I first became aware of this distinction when I read Massimo Introvigne’s amusing article, “The Secular Anti-Cult and the Religious Counter-Cult Movement: Strange Bedfellows or Future Enemies?” (“Update & Dialog,” October 1993: 13–22). He points out that “counter-cult” groups voice theological concerns about heresy and blasphemy, and worry these upstart “cults” will sully the souls of their youth. In contrast, the agnostic “anti-cult” groups espouse psychological theories about “cult brainwashing,” and their concern is to warn of exploitation or “harm” to the followers.
It should be noted that AROPL’s leader, Abdullah Hashem, has never claimed to be Allah as “God” (as in “The Guardian” title). Instead, he claims to be the Mahdi of our time—the second in a succession of Twelve Messengers from God, according to the Shia tradition. Counter-cult Muslim clerics view this claim as blasphemy, whereas anti-cult activists interpret it as an exhibition of narcissism and megalomania typical of “cult leaders.”
The Ahmadi Religion of Peace and Light is a new religious movement that emerged around fourteen years ago from the Twelver Shia Mahdi tradition. Their leader, Egyptian-American Abdullah Hashem (b.1983), is a harsh critic of mainstream Muslim scholars and politicians.
He claims in his book, “The Goal of the Wise,” that the Holy Qur’an is missing key verses; that the Kaaba is in Petra, not Mecca; and that Muslims have been observing Ramadan on the wrong month. Hashem welcomes LGBTQ people into his community, and his believers have been arrested in Malaysia for supporting the LGBTQ rights movement. AROPL women have discarded the hijab to display their long flowing hair and hold leadership positions alongside men.
Not surprisingly, AROPL is highly controversial in the Middle East.

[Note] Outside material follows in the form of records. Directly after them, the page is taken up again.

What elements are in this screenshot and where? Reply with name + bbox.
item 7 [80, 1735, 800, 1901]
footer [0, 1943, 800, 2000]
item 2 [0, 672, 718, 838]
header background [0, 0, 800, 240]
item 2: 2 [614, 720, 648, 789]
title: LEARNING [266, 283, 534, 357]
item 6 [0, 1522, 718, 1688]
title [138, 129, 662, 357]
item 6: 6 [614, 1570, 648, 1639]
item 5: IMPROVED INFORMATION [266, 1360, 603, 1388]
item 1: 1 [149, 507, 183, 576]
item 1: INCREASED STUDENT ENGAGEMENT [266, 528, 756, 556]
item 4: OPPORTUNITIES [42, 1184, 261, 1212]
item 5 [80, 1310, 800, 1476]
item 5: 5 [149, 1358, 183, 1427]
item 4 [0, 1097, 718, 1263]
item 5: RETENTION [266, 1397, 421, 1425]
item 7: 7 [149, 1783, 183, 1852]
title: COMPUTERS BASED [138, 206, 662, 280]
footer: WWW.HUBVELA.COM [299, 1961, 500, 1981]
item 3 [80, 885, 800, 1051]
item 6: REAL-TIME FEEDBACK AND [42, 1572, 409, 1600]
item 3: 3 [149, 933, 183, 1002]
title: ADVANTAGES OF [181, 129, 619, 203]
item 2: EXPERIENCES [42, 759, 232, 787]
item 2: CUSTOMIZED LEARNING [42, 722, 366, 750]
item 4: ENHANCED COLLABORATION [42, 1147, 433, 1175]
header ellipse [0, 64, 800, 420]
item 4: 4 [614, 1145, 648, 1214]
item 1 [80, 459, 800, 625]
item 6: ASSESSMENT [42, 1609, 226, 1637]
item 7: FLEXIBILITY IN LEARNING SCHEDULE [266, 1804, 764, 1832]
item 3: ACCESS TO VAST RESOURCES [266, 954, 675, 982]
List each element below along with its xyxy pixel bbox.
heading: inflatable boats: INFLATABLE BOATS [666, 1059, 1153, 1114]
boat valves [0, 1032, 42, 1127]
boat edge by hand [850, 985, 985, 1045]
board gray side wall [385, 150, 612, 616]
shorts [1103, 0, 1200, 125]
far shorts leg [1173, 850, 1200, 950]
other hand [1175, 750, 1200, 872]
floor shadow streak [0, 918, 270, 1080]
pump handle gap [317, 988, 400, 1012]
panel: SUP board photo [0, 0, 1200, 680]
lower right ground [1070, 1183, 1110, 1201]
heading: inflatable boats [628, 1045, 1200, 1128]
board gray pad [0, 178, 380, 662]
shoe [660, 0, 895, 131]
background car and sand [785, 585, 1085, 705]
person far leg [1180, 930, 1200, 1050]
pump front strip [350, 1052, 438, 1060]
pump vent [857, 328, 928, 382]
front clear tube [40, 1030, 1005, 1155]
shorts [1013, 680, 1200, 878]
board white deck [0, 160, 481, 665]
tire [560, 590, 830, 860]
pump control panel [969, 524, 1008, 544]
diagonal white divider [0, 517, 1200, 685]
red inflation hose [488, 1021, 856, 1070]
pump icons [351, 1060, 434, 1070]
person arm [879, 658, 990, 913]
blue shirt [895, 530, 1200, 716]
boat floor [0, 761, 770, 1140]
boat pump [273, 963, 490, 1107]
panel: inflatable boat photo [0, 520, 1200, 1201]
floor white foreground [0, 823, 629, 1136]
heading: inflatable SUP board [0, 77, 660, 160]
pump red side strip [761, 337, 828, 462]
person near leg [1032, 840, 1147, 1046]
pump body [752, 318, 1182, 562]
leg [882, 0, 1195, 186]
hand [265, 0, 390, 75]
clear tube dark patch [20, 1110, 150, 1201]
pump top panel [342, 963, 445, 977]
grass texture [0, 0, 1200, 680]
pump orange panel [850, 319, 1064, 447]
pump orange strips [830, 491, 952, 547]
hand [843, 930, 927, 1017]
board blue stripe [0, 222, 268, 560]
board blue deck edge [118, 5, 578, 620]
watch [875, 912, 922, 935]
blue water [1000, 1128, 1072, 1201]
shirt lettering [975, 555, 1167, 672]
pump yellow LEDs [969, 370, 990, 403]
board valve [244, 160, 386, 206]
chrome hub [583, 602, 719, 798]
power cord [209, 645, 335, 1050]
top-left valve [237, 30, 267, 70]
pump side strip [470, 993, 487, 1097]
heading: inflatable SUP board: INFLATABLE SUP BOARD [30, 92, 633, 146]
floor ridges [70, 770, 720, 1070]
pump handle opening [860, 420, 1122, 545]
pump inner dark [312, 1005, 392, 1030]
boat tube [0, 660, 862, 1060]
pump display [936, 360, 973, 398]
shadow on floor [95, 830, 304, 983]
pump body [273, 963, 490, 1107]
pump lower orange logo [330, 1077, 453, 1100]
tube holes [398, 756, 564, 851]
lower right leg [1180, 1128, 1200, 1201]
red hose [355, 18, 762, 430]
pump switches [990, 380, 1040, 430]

Fatwas have been issued in Egypt, Iran, Iraq, Algeria, Turkey, and Morocco. Sunni and Shia leaders alike have denounced Abdullah Hashem as the “Antichrist.” Even after moving to the UK, where the judges couldn’t care less about Islamic theological innovations, where religious freedom and human rights are taken for granted, AROPL has been threatened by local Muslim clerics, who are posting videos in Arabic on Youtube, urging their flock to storm AROPL’s gated property, drag out the leader, and perpetrate medieval-style violence like decapitation and beard-shaving.

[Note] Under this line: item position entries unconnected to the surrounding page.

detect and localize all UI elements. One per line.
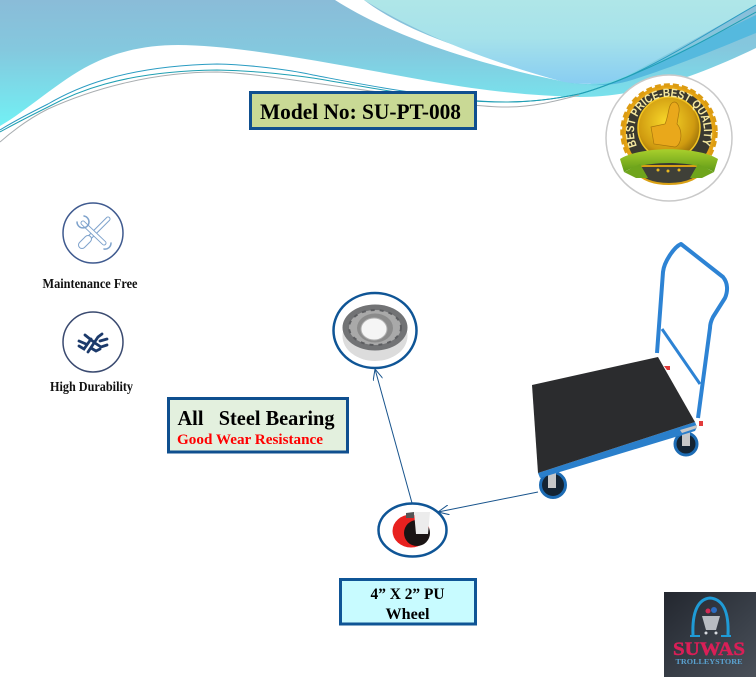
steel bearing text box — [168, 398, 348, 452]
handle frame — [657, 244, 727, 418]
icon: maintenance tools — [63, 203, 123, 263]
arrow: wheel to bearing — [375, 369, 412, 503]
red clips — [664, 366, 703, 426]
model number box — [250, 92, 476, 128]
product photo: platform trolley — [532, 244, 727, 498]
wheel photo callout — [378, 504, 446, 556]
rear wheel — [675, 430, 697, 455]
arrow: trolley to wheel — [438, 492, 538, 512]
front wheel — [540, 472, 566, 498]
model number box: Model No: SU-PT-008 — [260, 99, 461, 124]
logo: Suwas Trolleystore: SUWAS — [673, 639, 745, 660]
label: high durability: High Durability — [50, 380, 133, 395]
wheel size text box: 4” X 2” PU — [370, 586, 444, 603]
logo: Suwas Trolleystore: TROLLEYSTORE — [676, 658, 743, 666]
steel bearing text box: All Steel Bearing — [178, 406, 335, 430]
deck board — [532, 357, 695, 473]
blue deck frame — [538, 422, 697, 478]
wheel size text box: Wheel — [386, 606, 430, 623]
bearing photo callout — [334, 293, 416, 368]
label: maintenance free: Maintenance Free — [42, 277, 138, 292]
badge: best price best quality: BEST PRICE-BEST QUALITY — [626, 88, 712, 148]
header wave graphic — [0, 0, 756, 142]
logo: Suwas Trolleystore — [664, 592, 756, 677]
wheel size text box — [340, 580, 476, 624]
handle cross bar — [662, 329, 700, 384]
icon: high durability weave — [63, 312, 123, 372]
steel bearing text box: Good Wear Resistance — [177, 432, 324, 448]
badge: best price best quality — [605, 74, 733, 202]
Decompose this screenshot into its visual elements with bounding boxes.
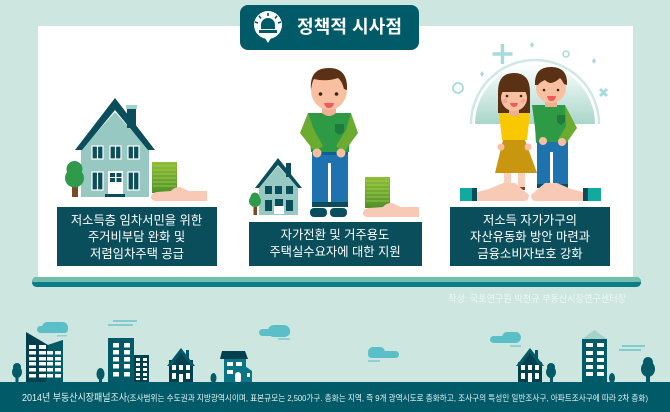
dome xyxy=(471,60,599,124)
house walls xyxy=(81,112,149,197)
caption box 1 xyxy=(57,207,217,266)
author credit: 작성: 국토연구원 박천규 부동산시장연구센터장 xyxy=(448,294,626,305)
man xyxy=(300,68,358,217)
tree xyxy=(641,357,655,383)
caption box 2 xyxy=(249,222,422,266)
caption box 1: 저소득층 임차서민을 위한 xyxy=(71,214,202,228)
right supporting hand xyxy=(531,183,601,201)
panel base bar xyxy=(32,277,641,287)
cloud line xyxy=(108,321,137,325)
title text: 정책적 시사점 xyxy=(297,17,402,37)
office building xyxy=(26,332,63,382)
tree xyxy=(12,363,22,383)
caption box 3 xyxy=(450,207,610,266)
caption box 2: 주택실수요자에 대한 지원 xyxy=(269,245,401,259)
icon: siren xyxy=(254,11,282,43)
cloud 1 xyxy=(37,322,68,336)
illustration: large house with tree and money xyxy=(65,98,207,201)
panel: white content card xyxy=(38,26,633,278)
tree xyxy=(609,373,615,383)
illustration: couple under dome with hands xyxy=(453,42,607,201)
apartment block xyxy=(108,338,149,383)
caption box 1: 저렴임차주택 공급 xyxy=(90,247,184,261)
caption box 1: 주거비부담 완화 및 xyxy=(88,230,185,244)
money stack xyxy=(152,162,177,193)
cloud line right xyxy=(619,346,645,350)
cloud 3 xyxy=(368,347,399,362)
house right xyxy=(516,348,544,383)
caption box 3: 자산유동화 방안 마련과 xyxy=(470,230,590,244)
small house xyxy=(167,348,195,383)
tree xyxy=(210,373,216,383)
tree xyxy=(96,368,104,383)
icon: small house xyxy=(249,158,302,215)
footer band xyxy=(0,382,670,412)
hand xyxy=(151,187,207,201)
skyline scene xyxy=(12,321,655,383)
cloud 4 xyxy=(490,332,521,347)
tower xyxy=(582,330,607,383)
money stack xyxy=(365,177,390,208)
caption box 3: 저소득 자가가구의 xyxy=(483,214,577,228)
woman xyxy=(495,73,537,190)
tree xyxy=(546,363,556,383)
hand xyxy=(363,203,419,217)
decorative symbols xyxy=(453,42,607,96)
left supporting hand xyxy=(460,183,529,201)
man xyxy=(532,67,577,188)
icon: tree xyxy=(65,161,84,197)
caption box 2: 자가전환 및 거주용도 xyxy=(281,228,389,242)
roof xyxy=(75,98,155,150)
title badge xyxy=(240,5,419,50)
illustration: man with small house and money xyxy=(249,68,419,217)
townhouse xyxy=(220,351,252,383)
cloud 2 xyxy=(259,325,290,340)
caption box 3: 금융소비자보호 강화 xyxy=(477,247,583,261)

In the Spring of 2025, the defamatory articles appearing in “The Guardian’ and “GuruMag” are being cited by fundamentalist imams in Britain, and their hate speech and death threats have become magnified. The CCTV camera at AROPL’s front gate captured masked men shouting, “We’re coming for you tonight, you f*ing rapists!” (“GuruMag” was the first to accuse AROPL’s leader of rape. Before that, he was just “Shaytan” or the “Antichrist”). For the first time, AROPL’s children must be kept indoors because drones fly over the lawns where they play. “Strange bedfellows” indeed!
AROPL’s spokesperson and legal expert, Hadil El-Khouly, told me, “We are accused of being a violent cult. But we have never been charged with a crime. We do not advocate violence, we work for world peace—and yet we have been targets of violence, and of death threats. Our members have been beaten and killed. One boy was shot in the head by police in Kenya just last week.”
AROPL’s security team, consisting of stalwart Middle Eastern men in bulletproof vests, is directed by Caroline Hoeren, a German woman (they jokingly address her as “Boss”). When she called the police and the mayor of Crewe to report this threat, they offered her advice on how to beef up AROPL’s security system.